A number of songs used in the film do not appear on the soundtrack, such as "Cissy Strut" (The Meters) and "Undun" (The Guess Who).
The Special Edition DVD, released by Buena Vista in 2002, includes an introduction from Tarantino, an hour-long retrospective interview, a subtitle trivia track and soundtrack chapter selection, a half-hour making-of documentary ("How It Went Down"), the entire "Chicks Who Love Guns" video as seen in the film, many deleted and alternate scenes, including an alternate opening title sequence, Siskel and Ebert's review, Jackie Brown appearances on MTV, TV spots and theatrical trailers, written reviews and articles and filmographies, and over an hour of trailers for Pam Grier and Robert Forster films dating from the 1960s onwards.
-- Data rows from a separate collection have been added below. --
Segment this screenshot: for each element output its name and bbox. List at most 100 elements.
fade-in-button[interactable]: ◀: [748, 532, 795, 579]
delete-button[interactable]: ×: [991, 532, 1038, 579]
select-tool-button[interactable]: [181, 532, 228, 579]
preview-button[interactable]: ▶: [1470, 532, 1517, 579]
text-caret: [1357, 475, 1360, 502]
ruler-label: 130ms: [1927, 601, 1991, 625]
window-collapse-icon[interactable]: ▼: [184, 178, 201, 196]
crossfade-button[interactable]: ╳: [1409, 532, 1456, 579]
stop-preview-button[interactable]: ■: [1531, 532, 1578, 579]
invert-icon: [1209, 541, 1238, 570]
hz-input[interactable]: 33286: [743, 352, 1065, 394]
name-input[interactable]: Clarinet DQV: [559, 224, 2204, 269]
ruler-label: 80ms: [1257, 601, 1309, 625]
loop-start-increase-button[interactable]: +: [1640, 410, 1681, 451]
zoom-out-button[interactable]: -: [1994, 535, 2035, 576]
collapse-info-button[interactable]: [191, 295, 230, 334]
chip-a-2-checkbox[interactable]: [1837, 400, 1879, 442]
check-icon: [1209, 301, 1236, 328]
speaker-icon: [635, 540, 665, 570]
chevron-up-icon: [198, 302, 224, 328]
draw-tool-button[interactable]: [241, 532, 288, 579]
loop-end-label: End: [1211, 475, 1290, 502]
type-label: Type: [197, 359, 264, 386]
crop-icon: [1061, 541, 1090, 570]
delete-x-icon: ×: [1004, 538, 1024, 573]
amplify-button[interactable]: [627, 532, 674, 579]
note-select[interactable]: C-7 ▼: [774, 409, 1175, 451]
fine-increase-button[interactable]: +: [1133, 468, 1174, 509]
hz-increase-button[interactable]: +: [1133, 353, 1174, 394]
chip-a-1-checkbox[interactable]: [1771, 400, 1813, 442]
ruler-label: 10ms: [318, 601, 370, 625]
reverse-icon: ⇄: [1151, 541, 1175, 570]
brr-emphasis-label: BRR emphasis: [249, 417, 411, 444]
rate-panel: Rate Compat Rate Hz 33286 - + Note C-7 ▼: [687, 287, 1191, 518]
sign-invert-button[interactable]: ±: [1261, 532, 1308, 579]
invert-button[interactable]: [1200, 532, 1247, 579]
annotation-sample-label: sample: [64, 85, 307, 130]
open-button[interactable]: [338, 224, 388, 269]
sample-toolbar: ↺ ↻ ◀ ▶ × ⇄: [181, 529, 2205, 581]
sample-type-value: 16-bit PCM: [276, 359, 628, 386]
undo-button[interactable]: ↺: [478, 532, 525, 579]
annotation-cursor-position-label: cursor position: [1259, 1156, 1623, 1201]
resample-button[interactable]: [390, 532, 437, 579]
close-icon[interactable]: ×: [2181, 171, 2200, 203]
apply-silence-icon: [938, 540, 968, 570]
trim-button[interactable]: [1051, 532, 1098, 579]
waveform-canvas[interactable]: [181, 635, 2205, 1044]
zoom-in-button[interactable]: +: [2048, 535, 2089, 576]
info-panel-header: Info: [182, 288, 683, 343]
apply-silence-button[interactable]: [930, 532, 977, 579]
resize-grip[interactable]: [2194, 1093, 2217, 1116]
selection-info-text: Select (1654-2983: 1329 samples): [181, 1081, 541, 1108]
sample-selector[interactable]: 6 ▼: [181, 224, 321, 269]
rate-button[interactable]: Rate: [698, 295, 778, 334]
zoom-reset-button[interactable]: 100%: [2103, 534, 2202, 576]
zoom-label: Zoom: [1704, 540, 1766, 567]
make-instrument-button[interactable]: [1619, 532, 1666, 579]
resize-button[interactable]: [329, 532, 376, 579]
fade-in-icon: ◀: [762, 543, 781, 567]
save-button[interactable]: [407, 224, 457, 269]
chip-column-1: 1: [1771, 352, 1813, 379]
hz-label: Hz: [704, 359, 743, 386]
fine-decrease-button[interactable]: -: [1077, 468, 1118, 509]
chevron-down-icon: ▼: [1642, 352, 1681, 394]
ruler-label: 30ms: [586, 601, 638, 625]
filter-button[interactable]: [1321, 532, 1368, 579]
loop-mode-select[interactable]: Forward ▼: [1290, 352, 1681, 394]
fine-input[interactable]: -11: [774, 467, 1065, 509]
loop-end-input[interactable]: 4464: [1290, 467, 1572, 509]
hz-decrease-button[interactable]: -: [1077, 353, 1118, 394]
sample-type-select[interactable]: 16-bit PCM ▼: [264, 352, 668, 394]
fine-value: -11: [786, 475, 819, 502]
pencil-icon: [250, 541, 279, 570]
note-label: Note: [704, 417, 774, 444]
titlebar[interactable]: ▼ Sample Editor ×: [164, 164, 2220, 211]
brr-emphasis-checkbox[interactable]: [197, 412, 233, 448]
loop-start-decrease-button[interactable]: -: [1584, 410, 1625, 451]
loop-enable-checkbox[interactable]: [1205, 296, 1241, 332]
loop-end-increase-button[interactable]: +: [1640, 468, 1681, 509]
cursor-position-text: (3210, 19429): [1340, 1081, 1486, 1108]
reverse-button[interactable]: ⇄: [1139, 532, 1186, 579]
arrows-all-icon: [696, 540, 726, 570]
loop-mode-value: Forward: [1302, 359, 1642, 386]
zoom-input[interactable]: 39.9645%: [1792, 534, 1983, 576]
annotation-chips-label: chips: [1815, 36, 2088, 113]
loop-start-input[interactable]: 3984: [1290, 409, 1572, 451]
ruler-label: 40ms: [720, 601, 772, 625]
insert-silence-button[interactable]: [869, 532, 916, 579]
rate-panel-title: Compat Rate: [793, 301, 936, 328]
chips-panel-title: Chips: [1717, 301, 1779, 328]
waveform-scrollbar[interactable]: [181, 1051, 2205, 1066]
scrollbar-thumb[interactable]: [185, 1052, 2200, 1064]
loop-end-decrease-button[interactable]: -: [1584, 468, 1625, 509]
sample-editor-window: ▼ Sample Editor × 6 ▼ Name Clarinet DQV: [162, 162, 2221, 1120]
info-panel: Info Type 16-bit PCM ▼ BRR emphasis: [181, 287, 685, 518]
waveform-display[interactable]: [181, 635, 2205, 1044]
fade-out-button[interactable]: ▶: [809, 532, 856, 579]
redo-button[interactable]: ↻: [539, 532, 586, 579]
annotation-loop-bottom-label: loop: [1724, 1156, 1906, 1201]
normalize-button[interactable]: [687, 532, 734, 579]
The box also includes a mini-poster of the film, similar to the one above, and on the back of that, two other mini-posters—one of Grier, the other of Forster, both similar to the album cover.
Although the Special Edition DVD's back cover states that the film is presented in a 2.35:1 aspect ratio, it was actually shot with a 1.85:1 ratio, the only Tarantino-directed film to date shot in such a format with the exception of his segment in the film Four Rooms, "The Man from Hollywood".
On October 4, 2011, Miramax released Jackie Brown on Blu-ray Disc along with Pulp Fiction. The film is presented in 1080p HD in its original 1.85:1 aspect ratio with a DTS-HD Master Audio 5.1 soundtrack. The disc was the result of a new licensing deal with Miramax and Lionsgate.